There is no man in the moon.
Sandra Lloyd, recent Puritan author, discusses her poem “Inclined to Moon” from Issue XX: Winter 2013. Click on the link to read (and listen to!) the poem.
“Inclined to Moon” is a literal and incidental take on the shocking effect of seeing the moon, very large at the horizon, early one morning. Although the moon did feel noteworthy, there have been countless poems written about our satellite planet. And so I was absolutely not going to write a moon poem—it seemed foolish to try.

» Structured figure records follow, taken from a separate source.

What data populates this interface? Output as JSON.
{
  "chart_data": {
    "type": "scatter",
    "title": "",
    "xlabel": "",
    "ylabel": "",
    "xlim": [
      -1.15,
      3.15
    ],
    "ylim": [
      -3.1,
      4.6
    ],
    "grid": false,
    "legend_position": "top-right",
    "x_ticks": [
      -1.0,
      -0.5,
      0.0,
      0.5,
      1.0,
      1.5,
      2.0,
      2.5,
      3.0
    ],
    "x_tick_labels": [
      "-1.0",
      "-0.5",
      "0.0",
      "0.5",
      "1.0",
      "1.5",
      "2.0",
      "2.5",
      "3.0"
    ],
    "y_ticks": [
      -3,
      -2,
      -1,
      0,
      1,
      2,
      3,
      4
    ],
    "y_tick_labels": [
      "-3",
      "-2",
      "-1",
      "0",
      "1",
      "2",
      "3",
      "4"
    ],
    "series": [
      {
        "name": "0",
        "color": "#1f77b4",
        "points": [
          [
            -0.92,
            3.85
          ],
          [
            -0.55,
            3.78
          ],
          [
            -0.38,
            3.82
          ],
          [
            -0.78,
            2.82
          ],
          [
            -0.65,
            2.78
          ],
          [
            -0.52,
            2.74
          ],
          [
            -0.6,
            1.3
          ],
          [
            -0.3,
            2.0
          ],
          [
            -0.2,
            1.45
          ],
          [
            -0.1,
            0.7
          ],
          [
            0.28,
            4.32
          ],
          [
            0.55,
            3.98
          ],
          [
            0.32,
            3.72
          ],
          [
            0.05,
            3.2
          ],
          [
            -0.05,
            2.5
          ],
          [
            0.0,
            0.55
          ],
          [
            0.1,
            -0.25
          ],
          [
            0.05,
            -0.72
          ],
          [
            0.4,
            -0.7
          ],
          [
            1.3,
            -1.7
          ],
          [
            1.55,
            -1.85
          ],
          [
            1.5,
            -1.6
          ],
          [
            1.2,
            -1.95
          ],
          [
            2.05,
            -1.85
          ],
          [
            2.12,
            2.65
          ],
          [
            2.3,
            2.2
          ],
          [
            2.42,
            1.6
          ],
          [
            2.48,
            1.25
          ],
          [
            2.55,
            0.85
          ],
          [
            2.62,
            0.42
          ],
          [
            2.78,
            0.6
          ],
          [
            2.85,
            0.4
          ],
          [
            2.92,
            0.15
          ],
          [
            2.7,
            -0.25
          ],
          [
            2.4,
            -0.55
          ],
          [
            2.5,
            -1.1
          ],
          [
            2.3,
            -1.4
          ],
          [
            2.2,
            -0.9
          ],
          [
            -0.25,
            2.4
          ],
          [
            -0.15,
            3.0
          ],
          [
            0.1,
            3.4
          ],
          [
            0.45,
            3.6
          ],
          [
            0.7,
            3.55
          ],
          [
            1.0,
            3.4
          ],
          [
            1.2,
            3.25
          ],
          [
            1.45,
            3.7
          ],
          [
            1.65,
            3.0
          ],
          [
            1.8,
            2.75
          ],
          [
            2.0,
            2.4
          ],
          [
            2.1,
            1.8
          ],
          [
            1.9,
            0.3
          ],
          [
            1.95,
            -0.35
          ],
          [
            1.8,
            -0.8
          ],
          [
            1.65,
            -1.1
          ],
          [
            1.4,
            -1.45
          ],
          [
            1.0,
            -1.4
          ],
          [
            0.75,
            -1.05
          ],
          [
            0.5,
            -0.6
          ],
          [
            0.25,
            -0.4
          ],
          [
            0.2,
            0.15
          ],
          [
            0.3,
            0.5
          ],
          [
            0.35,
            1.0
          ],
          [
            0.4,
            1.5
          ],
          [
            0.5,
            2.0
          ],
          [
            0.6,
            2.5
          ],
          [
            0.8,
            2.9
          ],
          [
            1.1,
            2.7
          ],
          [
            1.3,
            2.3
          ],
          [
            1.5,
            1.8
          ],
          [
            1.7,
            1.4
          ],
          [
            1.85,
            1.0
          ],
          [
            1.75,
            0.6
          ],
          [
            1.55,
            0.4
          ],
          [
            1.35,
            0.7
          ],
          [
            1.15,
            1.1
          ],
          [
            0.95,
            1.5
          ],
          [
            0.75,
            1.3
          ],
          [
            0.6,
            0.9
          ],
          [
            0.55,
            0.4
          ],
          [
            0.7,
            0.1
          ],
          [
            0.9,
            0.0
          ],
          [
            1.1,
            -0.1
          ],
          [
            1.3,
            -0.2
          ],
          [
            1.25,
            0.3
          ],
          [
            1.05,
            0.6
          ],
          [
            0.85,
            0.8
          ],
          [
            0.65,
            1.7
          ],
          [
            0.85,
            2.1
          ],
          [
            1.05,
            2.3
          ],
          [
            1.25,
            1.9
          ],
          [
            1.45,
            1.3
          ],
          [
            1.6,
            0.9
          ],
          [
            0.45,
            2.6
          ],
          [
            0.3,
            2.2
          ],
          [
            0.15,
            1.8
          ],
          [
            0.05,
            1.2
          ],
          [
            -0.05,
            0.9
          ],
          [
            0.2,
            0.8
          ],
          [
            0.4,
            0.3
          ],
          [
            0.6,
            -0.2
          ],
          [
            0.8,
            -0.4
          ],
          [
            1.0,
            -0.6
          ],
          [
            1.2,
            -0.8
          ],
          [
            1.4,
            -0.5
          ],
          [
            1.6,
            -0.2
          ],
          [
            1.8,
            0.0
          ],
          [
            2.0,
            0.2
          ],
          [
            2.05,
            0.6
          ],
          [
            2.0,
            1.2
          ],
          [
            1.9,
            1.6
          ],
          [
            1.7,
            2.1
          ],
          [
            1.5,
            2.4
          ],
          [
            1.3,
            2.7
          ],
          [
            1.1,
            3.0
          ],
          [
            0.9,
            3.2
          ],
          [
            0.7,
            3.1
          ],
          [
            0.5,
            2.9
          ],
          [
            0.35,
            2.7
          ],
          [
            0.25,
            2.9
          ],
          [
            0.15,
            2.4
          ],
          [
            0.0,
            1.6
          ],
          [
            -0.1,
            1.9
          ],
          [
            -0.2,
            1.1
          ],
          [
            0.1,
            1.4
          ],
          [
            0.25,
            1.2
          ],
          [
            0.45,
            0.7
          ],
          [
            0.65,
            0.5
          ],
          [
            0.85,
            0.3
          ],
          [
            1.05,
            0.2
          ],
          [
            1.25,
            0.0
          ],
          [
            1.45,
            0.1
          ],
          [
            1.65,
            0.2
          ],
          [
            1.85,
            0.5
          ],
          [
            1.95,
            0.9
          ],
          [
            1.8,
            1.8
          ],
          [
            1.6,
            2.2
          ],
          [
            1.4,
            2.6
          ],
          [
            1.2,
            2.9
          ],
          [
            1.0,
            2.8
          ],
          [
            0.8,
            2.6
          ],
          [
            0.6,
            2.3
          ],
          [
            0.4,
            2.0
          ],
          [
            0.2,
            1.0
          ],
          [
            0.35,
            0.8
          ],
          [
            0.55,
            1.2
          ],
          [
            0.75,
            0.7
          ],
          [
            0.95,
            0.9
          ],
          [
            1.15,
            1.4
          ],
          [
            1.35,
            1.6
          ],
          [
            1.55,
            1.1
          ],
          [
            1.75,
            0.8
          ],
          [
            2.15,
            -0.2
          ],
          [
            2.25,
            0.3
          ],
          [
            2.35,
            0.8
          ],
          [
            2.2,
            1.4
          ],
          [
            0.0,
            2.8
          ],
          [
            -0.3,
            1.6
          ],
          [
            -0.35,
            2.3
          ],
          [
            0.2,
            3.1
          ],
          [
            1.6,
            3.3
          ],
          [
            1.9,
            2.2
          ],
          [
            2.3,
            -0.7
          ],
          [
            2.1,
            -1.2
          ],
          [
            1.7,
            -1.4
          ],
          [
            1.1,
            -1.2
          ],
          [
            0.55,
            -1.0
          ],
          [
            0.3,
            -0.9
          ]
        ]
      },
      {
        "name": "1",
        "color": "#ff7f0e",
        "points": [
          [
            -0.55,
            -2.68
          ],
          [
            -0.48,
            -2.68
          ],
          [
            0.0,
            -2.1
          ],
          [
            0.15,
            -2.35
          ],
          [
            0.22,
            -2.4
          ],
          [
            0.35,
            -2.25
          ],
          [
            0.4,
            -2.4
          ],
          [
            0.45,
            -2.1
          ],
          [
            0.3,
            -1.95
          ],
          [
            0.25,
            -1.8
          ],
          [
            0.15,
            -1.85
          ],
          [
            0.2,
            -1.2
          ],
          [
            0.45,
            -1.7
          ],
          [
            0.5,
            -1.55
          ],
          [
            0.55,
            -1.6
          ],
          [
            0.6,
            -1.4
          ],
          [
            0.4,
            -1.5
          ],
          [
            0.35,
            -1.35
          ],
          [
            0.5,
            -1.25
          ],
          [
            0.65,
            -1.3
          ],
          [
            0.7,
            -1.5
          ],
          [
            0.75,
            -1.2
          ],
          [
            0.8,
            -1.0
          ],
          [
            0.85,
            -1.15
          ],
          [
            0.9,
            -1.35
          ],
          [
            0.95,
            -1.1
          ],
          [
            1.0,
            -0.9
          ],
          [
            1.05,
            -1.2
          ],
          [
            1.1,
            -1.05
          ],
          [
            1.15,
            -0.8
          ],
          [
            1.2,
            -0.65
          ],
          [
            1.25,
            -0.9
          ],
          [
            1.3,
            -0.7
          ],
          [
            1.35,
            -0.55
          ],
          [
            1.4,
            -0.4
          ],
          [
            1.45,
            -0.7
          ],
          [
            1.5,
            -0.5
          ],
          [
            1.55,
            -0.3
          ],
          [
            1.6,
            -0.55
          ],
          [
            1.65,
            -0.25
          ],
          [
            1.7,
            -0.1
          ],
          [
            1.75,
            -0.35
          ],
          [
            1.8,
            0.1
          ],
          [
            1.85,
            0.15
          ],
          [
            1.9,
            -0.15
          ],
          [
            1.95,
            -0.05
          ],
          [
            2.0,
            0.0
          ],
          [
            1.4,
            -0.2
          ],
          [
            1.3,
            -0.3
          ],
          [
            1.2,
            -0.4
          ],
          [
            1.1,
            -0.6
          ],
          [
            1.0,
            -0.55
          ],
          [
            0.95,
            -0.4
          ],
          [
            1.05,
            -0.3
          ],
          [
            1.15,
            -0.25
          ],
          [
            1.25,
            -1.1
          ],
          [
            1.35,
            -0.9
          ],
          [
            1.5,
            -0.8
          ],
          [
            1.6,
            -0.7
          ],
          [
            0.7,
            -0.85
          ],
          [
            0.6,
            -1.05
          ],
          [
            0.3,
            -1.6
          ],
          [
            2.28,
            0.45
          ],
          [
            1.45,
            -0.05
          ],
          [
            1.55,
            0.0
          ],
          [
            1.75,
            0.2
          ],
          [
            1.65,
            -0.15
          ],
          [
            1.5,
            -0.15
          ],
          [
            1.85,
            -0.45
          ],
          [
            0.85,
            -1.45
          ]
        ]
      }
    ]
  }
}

That said, it was a shared experience and I sensed a similar wordlessness in an eloquent friend. It was this ‘silencing’ phenomenon that stayed with me. Soon after, I heard poet John Terpstra mention this same lunar run-in, and together we wondered at how it felt as if we should say something, as if the moon was begging us to do so. However, rather than get all moony about the moon, I decided to write a poem about my reluctance, the human tendency to ‘scrapbook’ impressive or intoxicating moments, and the obvious inadequacy of language to characterize such memorable experiences.
Sandra Lloyd received a Bachelor of Science degree from U of T, a Nursing Diploma from Humber College, and is currently pursuing a Masters in Creative Writing at U of T. Her prose and poetry have appeared in publications including The Antigonish Review, The Windsor Review, and Other Voices. She received a literary prize from MSVU in Halifax, served on the advisory board for McMaster University’s Main Street Anthology and is a member of the Hamilton Poetry Centre.